Online gibt es schon eine Petition, die um Unterstützung für das Ansinnen wirbt. Fast 500 Unterschriften gibt es schon, mehr als 200 aus Kornwestheim. Die Gründe dafür sind vielfältig, wie Canan Balaban verrät. Die Grünen-Stadträtin hat sich alle Kommentare online angeschaut und mit einer Künstlichen Intelligenz auswerten lassen. Neben religiösen Gründen spielt das Körpergefühl einiger Frauen eine Rolle. Die Angst vor sexuellen Übergriffen wird auch genannt.
„Ich trage ein Kopftuch und kann daher schlecht in öffentlichen Schwimmbäder schwimmen gehen. Und aus gesundheitlichen Gründen ist es wichtig, dass ich schwimmen gehe“, schreibt eine Frau anonym zu der Petition. Eine andere schreibt „Wenn ich Schwimmen gehe, bin ich oft gaffenden Männern ausgesetzt.“ Wieder eine andere schreibt, ebenfalls anonym: „Frauen, insbesondere Muslima und Frauen mit Gewalterfahrung durch Männer, benötigen Schutzräume, in denen sie am Leben mit einem sicheren Gefühl teilhaben können und/oder Räume im öffentlichen Leben, wo sie sich unbeschwert zeigen dürfen.“
Wunsch nach mehr Freiheit
Julia Graf engagiert sich auch für ein paar männerfreie Stunde im Kornwestheimer Sportbad. Auch für Frauen, die nicht muslimischen Glaubens seien, gebe es genügend Gründe, so ein Angebot zu nutzen. Dass es dies in anderen Städten wie Ditzingen oder Stuttgart bereits gibt, begrüßen die Frauen. „Aber mir geht es darum, Kornwestheim noch besser zu machen. Warum muss ich in eine andere Stadt fahren, wenn wir doch vor Ort ein tolles Schwimmbad haben“, sagt Cakici.
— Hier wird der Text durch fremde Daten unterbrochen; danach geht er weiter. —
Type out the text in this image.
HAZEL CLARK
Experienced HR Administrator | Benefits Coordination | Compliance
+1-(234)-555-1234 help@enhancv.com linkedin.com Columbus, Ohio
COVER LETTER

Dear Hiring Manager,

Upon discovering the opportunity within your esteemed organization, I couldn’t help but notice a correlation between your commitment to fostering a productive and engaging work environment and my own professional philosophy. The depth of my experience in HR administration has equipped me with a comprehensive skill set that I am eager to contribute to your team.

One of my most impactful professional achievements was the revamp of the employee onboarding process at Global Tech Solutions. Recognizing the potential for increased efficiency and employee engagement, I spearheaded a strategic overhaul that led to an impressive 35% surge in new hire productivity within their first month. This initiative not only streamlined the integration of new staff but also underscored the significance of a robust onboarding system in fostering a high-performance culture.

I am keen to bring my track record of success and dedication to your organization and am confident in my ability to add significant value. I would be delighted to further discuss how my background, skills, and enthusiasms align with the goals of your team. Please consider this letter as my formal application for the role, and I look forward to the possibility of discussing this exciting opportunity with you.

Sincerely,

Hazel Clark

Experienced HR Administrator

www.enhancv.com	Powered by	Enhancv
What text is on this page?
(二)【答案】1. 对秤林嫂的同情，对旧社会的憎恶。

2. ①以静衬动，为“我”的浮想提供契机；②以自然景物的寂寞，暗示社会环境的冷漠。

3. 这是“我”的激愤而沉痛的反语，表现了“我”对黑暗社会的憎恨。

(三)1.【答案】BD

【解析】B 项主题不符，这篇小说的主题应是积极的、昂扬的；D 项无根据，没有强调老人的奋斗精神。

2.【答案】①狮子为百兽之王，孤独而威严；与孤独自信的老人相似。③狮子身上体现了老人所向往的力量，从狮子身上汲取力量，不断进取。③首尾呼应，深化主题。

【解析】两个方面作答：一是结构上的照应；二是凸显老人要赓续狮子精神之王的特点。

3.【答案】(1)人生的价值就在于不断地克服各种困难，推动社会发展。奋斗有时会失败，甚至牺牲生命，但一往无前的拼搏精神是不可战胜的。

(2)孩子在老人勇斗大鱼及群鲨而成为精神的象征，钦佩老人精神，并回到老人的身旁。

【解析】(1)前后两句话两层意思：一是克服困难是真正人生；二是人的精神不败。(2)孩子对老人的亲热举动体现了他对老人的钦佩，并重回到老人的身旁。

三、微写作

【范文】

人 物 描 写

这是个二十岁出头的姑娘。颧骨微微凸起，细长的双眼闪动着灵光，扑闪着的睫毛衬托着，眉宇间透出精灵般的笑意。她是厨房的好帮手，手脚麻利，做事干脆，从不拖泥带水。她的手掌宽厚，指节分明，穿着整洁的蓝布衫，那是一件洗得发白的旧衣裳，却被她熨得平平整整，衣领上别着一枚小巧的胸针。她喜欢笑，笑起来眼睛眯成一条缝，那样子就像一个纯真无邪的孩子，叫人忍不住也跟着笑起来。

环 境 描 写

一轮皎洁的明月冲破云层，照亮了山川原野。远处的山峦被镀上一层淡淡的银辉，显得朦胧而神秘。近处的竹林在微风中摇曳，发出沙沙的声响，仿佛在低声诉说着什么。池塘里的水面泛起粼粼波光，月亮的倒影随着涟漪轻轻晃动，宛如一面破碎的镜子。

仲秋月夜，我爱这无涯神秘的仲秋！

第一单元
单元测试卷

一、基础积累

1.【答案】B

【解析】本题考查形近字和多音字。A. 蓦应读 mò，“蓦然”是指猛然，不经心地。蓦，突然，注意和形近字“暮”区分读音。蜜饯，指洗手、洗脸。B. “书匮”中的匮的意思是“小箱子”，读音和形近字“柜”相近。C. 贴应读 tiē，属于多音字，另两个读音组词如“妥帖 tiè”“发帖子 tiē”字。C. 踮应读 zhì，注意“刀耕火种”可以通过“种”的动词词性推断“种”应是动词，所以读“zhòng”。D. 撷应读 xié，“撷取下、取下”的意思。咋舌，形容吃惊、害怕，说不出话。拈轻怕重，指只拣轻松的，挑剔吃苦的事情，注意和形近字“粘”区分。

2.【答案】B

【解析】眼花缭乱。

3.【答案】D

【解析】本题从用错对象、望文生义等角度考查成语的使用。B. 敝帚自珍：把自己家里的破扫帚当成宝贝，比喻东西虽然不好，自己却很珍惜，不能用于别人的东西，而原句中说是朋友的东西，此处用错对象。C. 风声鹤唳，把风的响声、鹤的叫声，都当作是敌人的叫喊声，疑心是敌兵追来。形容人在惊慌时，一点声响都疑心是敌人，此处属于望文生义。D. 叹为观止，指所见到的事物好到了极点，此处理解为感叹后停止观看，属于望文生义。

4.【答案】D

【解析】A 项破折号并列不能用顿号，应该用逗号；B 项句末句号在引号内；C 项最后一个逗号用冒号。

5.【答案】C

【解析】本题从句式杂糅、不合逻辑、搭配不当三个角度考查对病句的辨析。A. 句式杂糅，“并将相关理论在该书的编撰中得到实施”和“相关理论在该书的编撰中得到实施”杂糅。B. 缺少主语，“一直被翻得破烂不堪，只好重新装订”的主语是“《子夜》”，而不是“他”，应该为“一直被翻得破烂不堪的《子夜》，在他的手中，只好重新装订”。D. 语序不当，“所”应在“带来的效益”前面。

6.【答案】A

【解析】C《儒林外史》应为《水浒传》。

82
Den Frauen ist vor allem wichtig, gehört zu werden. Sie haben mitbekommen, dass es wohl schwer ist, weibliche Bademeister für das Frauenschwimmen zu bekommen. „Das wäre unser Wunsch, aber wir verstehen, wenn es nicht geht“, sagt Balaban. Auch mit einer männlichen Aufsichtsperson könne man sich arrangieren. Im Bad müssten die Muslima ohnehin bedeckt schwimmen, weil das Schwimmbad von außen sehr gut einsehbar ist.
Frauenschwimmen auch für Nicht-Muslima wichtig
Für Fatma Korkmaz würden mit dem Frauenschwimmen in Kornwestheim Erinnerungen an früher wieder wach. „Ich ging früher nach Ludwigsburg zum Frauenschwimmen, aber dann hatte ich keine Zeit mehr. Jetzt sind meine Kinder größer und ich würde so gerne wieder schwimmen“, sagt die Kornwestheimerin. Wichtig für sie wäre, dass die Schwimmzeiten auch für Berufstätige machbar seien.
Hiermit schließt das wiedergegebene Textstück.